MADISON, AL (WAFF) - Little Bailee Lou Ann Black is voicing her displeasure about her first hearing test. Her cries are quickly comforted by Neonatal Nurse Practitioner Renee' Colquitt. Colquitt also administers the one-day-old baby's hearing test.
"Three out of a thousand children in the U.S. suffer from hearing loss. And so it's important for us to catch that early on while they're in the hospital, so that we can get intervention to those children that do have some form of hearing loss within the early months of their life, before they're affected by speech and developmental delays," explained Colquitt.
Proud new father Brett Black is happy with the results. "It's very comforting to know that my child's hearing was screened and that it came out good.
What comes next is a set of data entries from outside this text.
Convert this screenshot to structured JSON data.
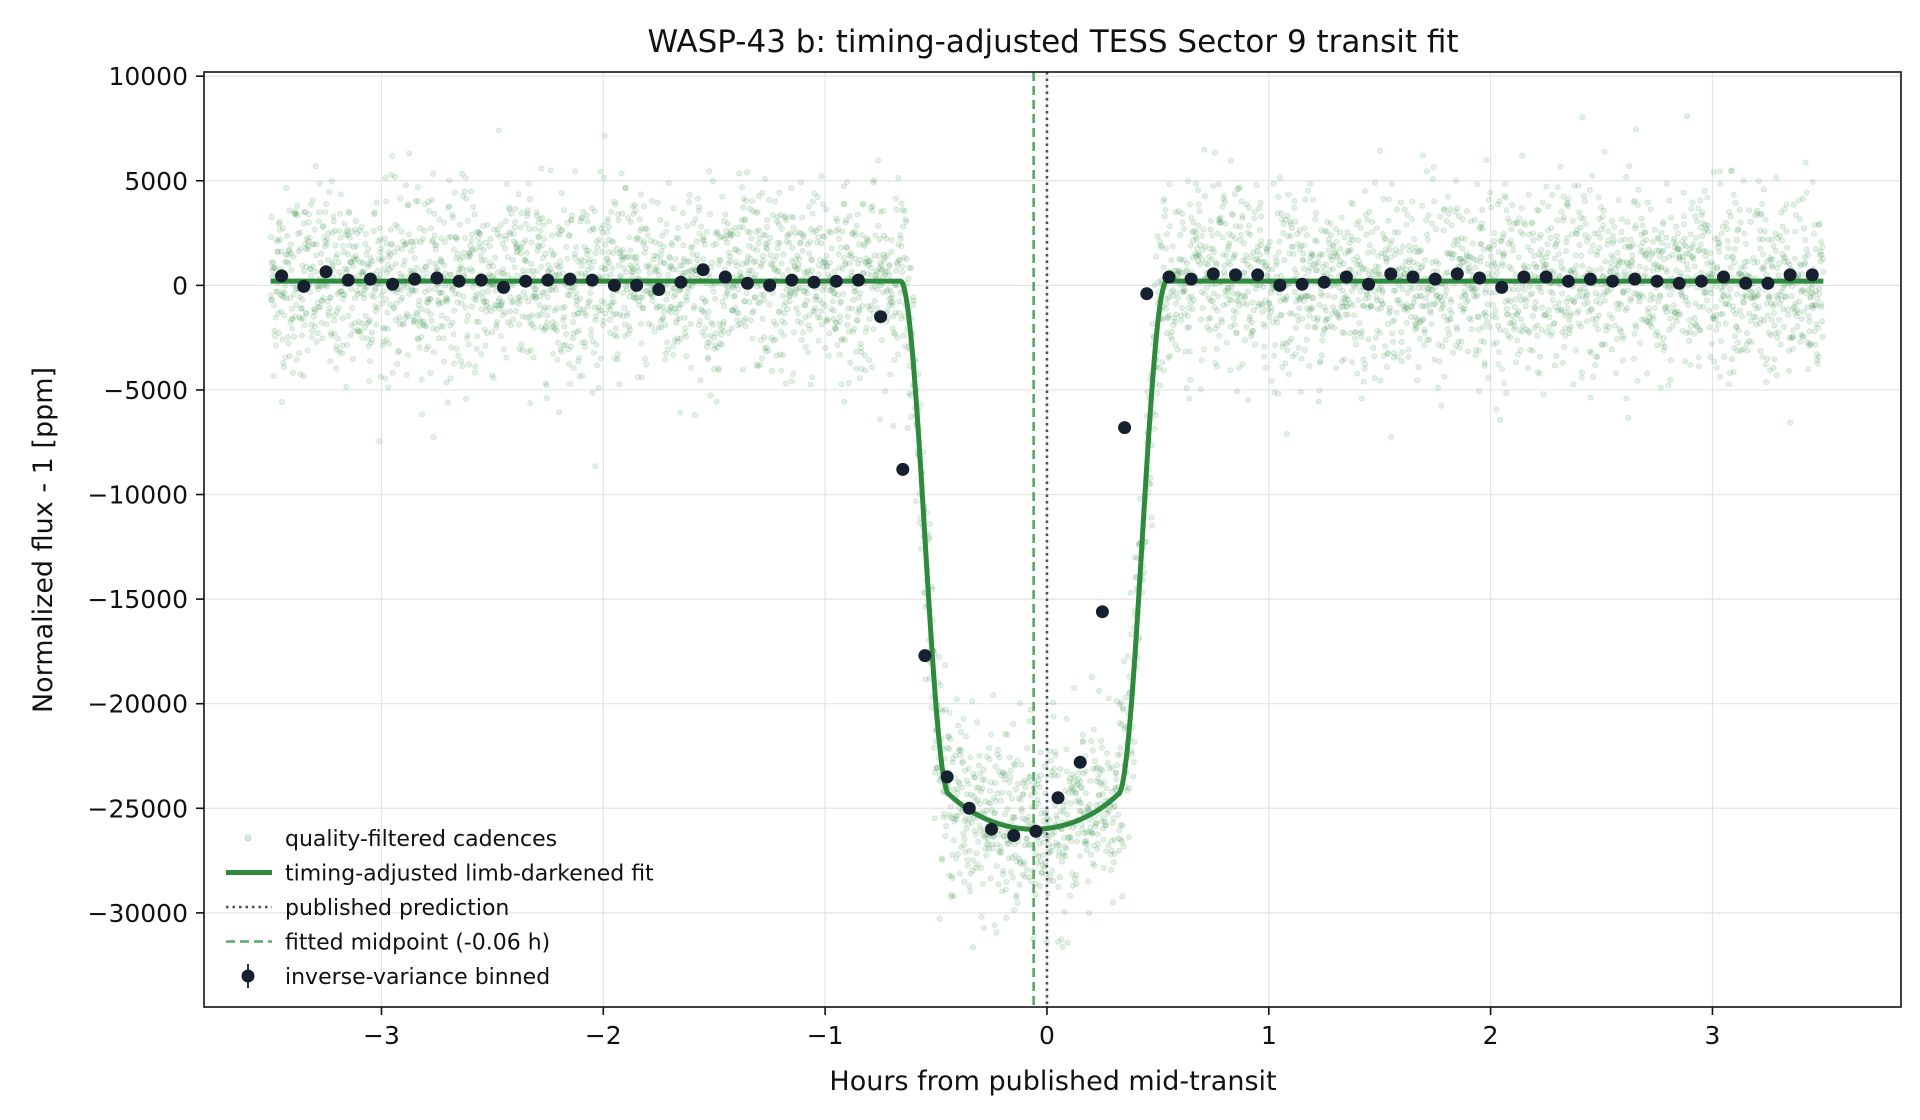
{
  "chart_data": {
    "type": "scatter",
    "title": "WASP-43 b: timing-adjusted TESS Sector 9 transit fit",
    "xlabel": "Hours from published mid-transit",
    "ylabel": "Normalized flux - 1 [ppm]",
    "xlim": [
      -3.8,
      3.85
    ],
    "ylim": [
      -34500,
      10200
    ],
    "xticks": [
      -3,
      -2,
      -1,
      0,
      1,
      2,
      3
    ],
    "xtick_labels": [
      "−3",
      "−2",
      "−1",
      "0",
      "1",
      "2",
      "3"
    ],
    "yticks": [
      10000,
      5000,
      0,
      -5000,
      -10000,
      -15000,
      -20000,
      -25000,
      -30000
    ],
    "ytick_labels": [
      "10000",
      "5000",
      "0",
      "−5000",
      "−10000",
      "−15000",
      "−20000",
      "−25000",
      "−30000"
    ],
    "grid": true,
    "legend_position": "lower-left",
    "colors": {
      "raw": "#2e8b3e",
      "fit": "#2e8b3e",
      "binned": "#17202e",
      "published_line": "#4a4f5c",
      "midpoint_line": "#5aa866"
    },
    "fit_model": {
      "x_range": [
        -3.5,
        3.5
      ],
      "baseline": 200,
      "depth": 26200,
      "center": -0.06,
      "half_width_1st_to_4th_contact": 0.6,
      "ingress_duration": 0.22
    },
    "raw_cadences": {
      "note_count_approx": 5000,
      "scatter_ppm": 2200,
      "x_range": [
        -3.5,
        3.5
      ]
    },
    "published_prediction_x": 0.0,
    "fitted_midpoint_x": -0.06,
    "binned": {
      "x": [
        -3.45,
        -3.35,
        -3.25,
        -3.15,
        -3.05,
        -2.95,
        -2.85,
        -2.75,
        -2.65,
        -2.55,
        -2.45,
        -2.35,
        -2.25,
        -2.15,
        -2.05,
        -1.95,
        -1.85,
        -1.75,
        -1.65,
        -1.55,
        -1.45,
        -1.35,
        -1.25,
        -1.15,
        -1.05,
        -0.95,
        -0.85,
        -0.75,
        -0.65,
        -0.55,
        -0.45,
        -0.35,
        -0.25,
        -0.15,
        -0.05,
        0.05,
        0.15,
        0.25,
        0.35,
        0.45,
        0.55,
        0.65,
        0.75,
        0.85,
        0.95,
        1.05,
        1.15,
        1.25,
        1.35,
        1.45,
        1.55,
        1.65,
        1.75,
        1.85,
        1.95,
        2.05,
        2.15,
        2.25,
        2.35,
        2.45,
        2.55,
        2.65,
        2.75,
        2.85,
        2.95,
        3.05,
        3.15,
        3.25,
        3.35,
        3.45
      ],
      "y": [
        450,
        -50,
        650,
        250,
        300,
        50,
        300,
        350,
        200,
        250,
        -100,
        200,
        250,
        300,
        250,
        0,
        0,
        -200,
        150,
        750,
        400,
        100,
        0,
        250,
        150,
        200,
        250,
        -1500,
        -8800,
        -17700,
        -23500,
        -25000,
        -26000,
        -26300,
        -26100,
        -24500,
        -22800,
        -15600,
        -6800,
        -400,
        400,
        300,
        550,
        500,
        500,
        0,
        50,
        150,
        400,
        50,
        550,
        400,
        300,
        550,
        350,
        -100,
        400,
        400,
        200,
        300,
        200,
        300,
        200,
        100,
        200,
        400,
        100,
        100,
        500,
        500
      ]
    },
    "legend": [
      {
        "label": "quality-filtered cadences",
        "marker": "dot"
      },
      {
        "label": "timing-adjusted limb-darkened fit",
        "marker": "solid-line"
      },
      {
        "label": "published prediction",
        "marker": "dotted-line"
      },
      {
        "label": "fitted midpoint (-0.06 h)",
        "marker": "dashed-line"
      },
      {
        "label": "inverse-variance binned",
        "marker": "errorbar-dot"
      }
    ]
  }
}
That's something I won't have to worry about in the future."
The testing machines are so delicate with what they're trying to find, even when a baby is sucking on a pacifier, the sound of the pacifier can register on the equipment.
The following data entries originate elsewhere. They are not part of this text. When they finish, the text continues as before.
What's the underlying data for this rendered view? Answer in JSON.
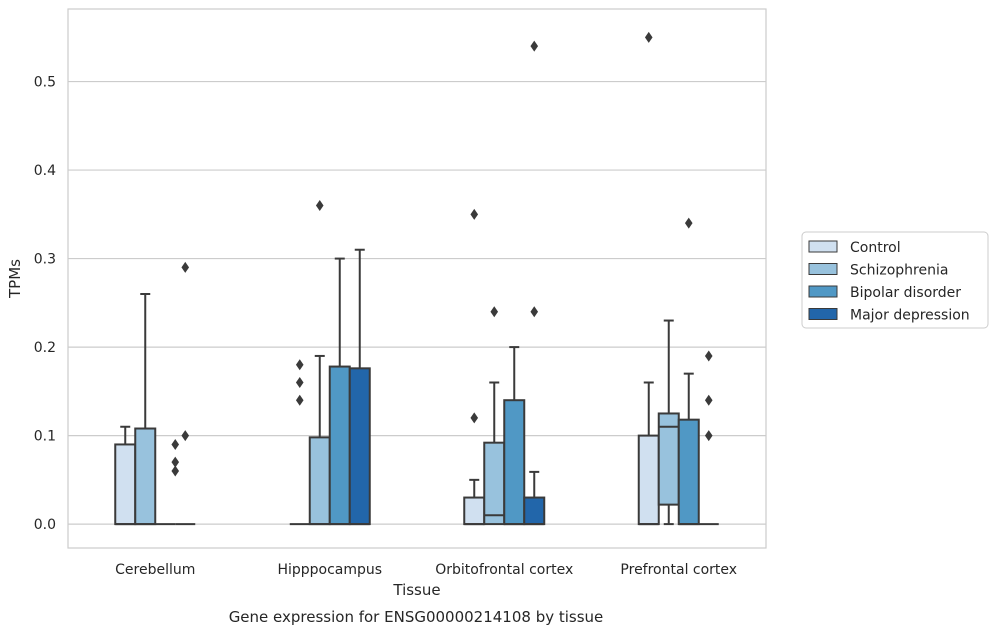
{
  "chart_data": {
    "type": "box",
    "caption": "Gene expression for ENSG00000214108 by tissue",
    "xlabel": "Tissue",
    "ylabel": "TPMs",
    "ylim": [
      -0.027,
      0.582
    ],
    "yticks": [
      0.0,
      0.1,
      0.2,
      0.3,
      0.4,
      0.5
    ],
    "ytick_labels": [
      "0.0",
      "0.1",
      "0.2",
      "0.3",
      "0.4",
      "0.5"
    ],
    "grid": "horizontal",
    "legend_position": "right-outside",
    "categories": [
      "Cerebellum",
      "Hipppocampus",
      "Orbitofrontal cortex",
      "Prefrontal cortex"
    ],
    "series": [
      {
        "name": "Control",
        "color": "#d0e0f0",
        "boxes": [
          {
            "whislo": 0.0,
            "q1": 0.0,
            "med": 0.0,
            "q3": 0.09,
            "whishi": 0.11,
            "fliers": []
          },
          {
            "whislo": 0.0,
            "q1": 0.0,
            "med": 0.0,
            "q3": 0.0,
            "whishi": 0.0,
            "fliers": [
              0.14,
              0.16,
              0.18
            ]
          },
          {
            "whislo": 0.0,
            "q1": 0.0,
            "med": 0.0,
            "q3": 0.03,
            "whishi": 0.05,
            "fliers": [
              0.12,
              0.35
            ]
          },
          {
            "whislo": 0.0,
            "q1": 0.0,
            "med": 0.0,
            "q3": 0.1,
            "whishi": 0.16,
            "fliers": [
              0.55
            ]
          }
        ]
      },
      {
        "name": "Schizophrenia",
        "color": "#98c2dd",
        "boxes": [
          {
            "whislo": 0.0,
            "q1": 0.0,
            "med": 0.0,
            "q3": 0.108,
            "whishi": 0.26,
            "fliers": []
          },
          {
            "whislo": 0.0,
            "q1": 0.0,
            "med": 0.0,
            "q3": 0.098,
            "whishi": 0.19,
            "fliers": [
              0.36
            ]
          },
          {
            "whislo": 0.0,
            "q1": 0.0,
            "med": 0.01,
            "q3": 0.092,
            "whishi": 0.16,
            "fliers": [
              0.24
            ]
          },
          {
            "whislo": 0.0,
            "q1": 0.022,
            "med": 0.11,
            "q3": 0.125,
            "whishi": 0.23,
            "fliers": []
          }
        ]
      },
      {
        "name": "Bipolar disorder",
        "color": "#5098c5",
        "boxes": [
          {
            "whislo": 0.0,
            "q1": 0.0,
            "med": 0.0,
            "q3": 0.0,
            "whishi": 0.0,
            "fliers": []
          },
          {
            "whislo": 0.0,
            "q1": 0.0,
            "med": 0.0,
            "q3": 0.178,
            "whishi": 0.3,
            "fliers": []
          },
          {
            "whislo": 0.0,
            "q1": 0.0,
            "med": 0.0,
            "q3": 0.14,
            "whishi": 0.2,
            "fliers": []
          },
          {
            "whislo": 0.0,
            "q1": 0.0,
            "med": 0.0,
            "q3": 0.118,
            "whishi": 0.17,
            "fliers": [
              0.34
            ]
          }
        ]
      },
      {
        "name": "Major depression",
        "color": "#2266aa",
        "boxes": [
          {
            "whislo": 0.0,
            "q1": 0.0,
            "med": 0.0,
            "q3": 0.0,
            "whishi": 0.0,
            "fliers": [
              0.1,
              0.29
            ]
          },
          {
            "whislo": 0.0,
            "q1": 0.0,
            "med": 0.0,
            "q3": 0.176,
            "whishi": 0.31,
            "fliers": []
          },
          {
            "whislo": 0.0,
            "q1": 0.0,
            "med": 0.0,
            "q3": 0.03,
            "whishi": 0.059,
            "fliers": [
              0.24,
              0.54
            ]
          },
          {
            "whislo": 0.0,
            "q1": 0.0,
            "med": 0.0,
            "q3": 0.0,
            "whishi": 0.0,
            "fliers": [
              0.1,
              0.14,
              0.19
            ]
          }
        ]
      }
    ],
    "extra_fliers": [
      {
        "category": "Cerebellum",
        "values": [
          0.06,
          0.07,
          0.09
        ],
        "between_series": [
          "Bipolar disorder",
          "Major depression"
        ]
      }
    ]
  }
}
Bailee passed her test, but some children don't, and Colquitt says the next step is to be seen by a specialist. "They go to either to see an audiologist, a pediatric audiologist and we usually like to see those babies seen within a couple of weeks," she said.
The reason behind that, again, centers around speech development.
As Bailee cries, Colquitt rubs the child's head with a gentle stroke.
While a soothing touch is calming here, Colquitt says sound can have the same effect. "They hear mother and father's voice while they're in utero so those voices especially can have a soothing effect on those babies."